Female representations prevail in earlier styles, with elegant and well-balanced forms in those figures, whose silhouette undulates gracefully as the tribhanga (triple Flex canonical). Are also well represented themes containing trivial daily events and divine matter.
Later the style varies a bit when the silhouettes lengthen and bodies representation become more sensual and voluptuous, female figures with breasts are emphasized more fillings, thinner waist, wider hips; and the features of the face are stylize and exaggerate, lengthening the tearing of the eyes. These changes occur approximately between the 11th to the 13th, which is added to the boom that acquires the realization of sculptures representing erotic groups.
The presence of these sculptures in the outer walls of the temples in Khajuraho seems to be due to the dominating influence of Kaulakapalika sects whose main objective was to achieve mystical union with the divine. This intention was translated into the realization of sexual intercourse between same sect insiders call mithuna by which groups of lovers are represented in sculptures in different positions suggested by the Kama sutra, but without being grotesque scenes, on the other hand it found fervent hugs, sensual contortions, loving expressions of affection. This is the way in which they believe they can best achieve this communication with the divine.
The figures and scenes have a great dynamism, realism and attention to detail of anatomical representation and postures that are almost hypnotizing to the viewer. This contrasts with the representation of worship’s images located in the shrines and chapels. In this case a more static, immutable representation of the sculptures can be apreciate as well of the frontality and rigidity of its attitude and gestures.
Buddhist and Jain religious sculpture representation.

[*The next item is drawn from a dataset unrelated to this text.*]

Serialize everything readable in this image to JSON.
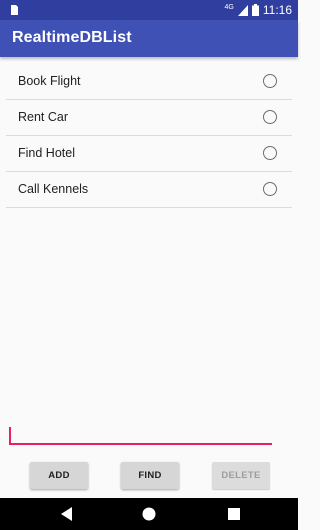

As opposed to the sculptures of Hinduism are simple Buddhist and Jain sculptures whose serenity, sobriety, meditative protective and relaxed posture, fulfilled its educational and worship function in correspondence to the teachings of the creators of these religious sects. These sculptures were produced mainly in marble, predominantly straight lines in simple clothing and folds in the figures. Anatomical details are very stylized.
In the run-up to the first centuries and second B.C the figure of Buddha is never represent in his human form in sculpture. Until that time they represent the creator of this religion only by symbols. When they then start represent his figure was developed an extensive iconography in statuary in the teachings and passages about the life of Buddha. They were propagated mainly through sculpture representation, although in paintings and manuscripts as well. The Gupta period was in many ways a golden age of Indian history and culture, were took a big special place the sculpture . It saw an extraordinary florescence of all the arts this period, and the national genius was perhaps never more fully and typically expressed. Sculpture flourished, at Mathura and Sarnath as well as in the northern Deccan and at Ajanta and Ellora.
Unfortunately with the time many valuable sculptures were destroyed due to violent internal clashes and stages in history where the India was subjugated by foreign invaders who disregarded these symbols and culture. The same destruction occurred by the step of time mainly in the outside sculptures.
Sculpture in ancient India; play a fundamental role transmitting their history, culture and philosophical thought. Today is still appreciated by their high technical and artistic value for millions of people visiting every day its monuments.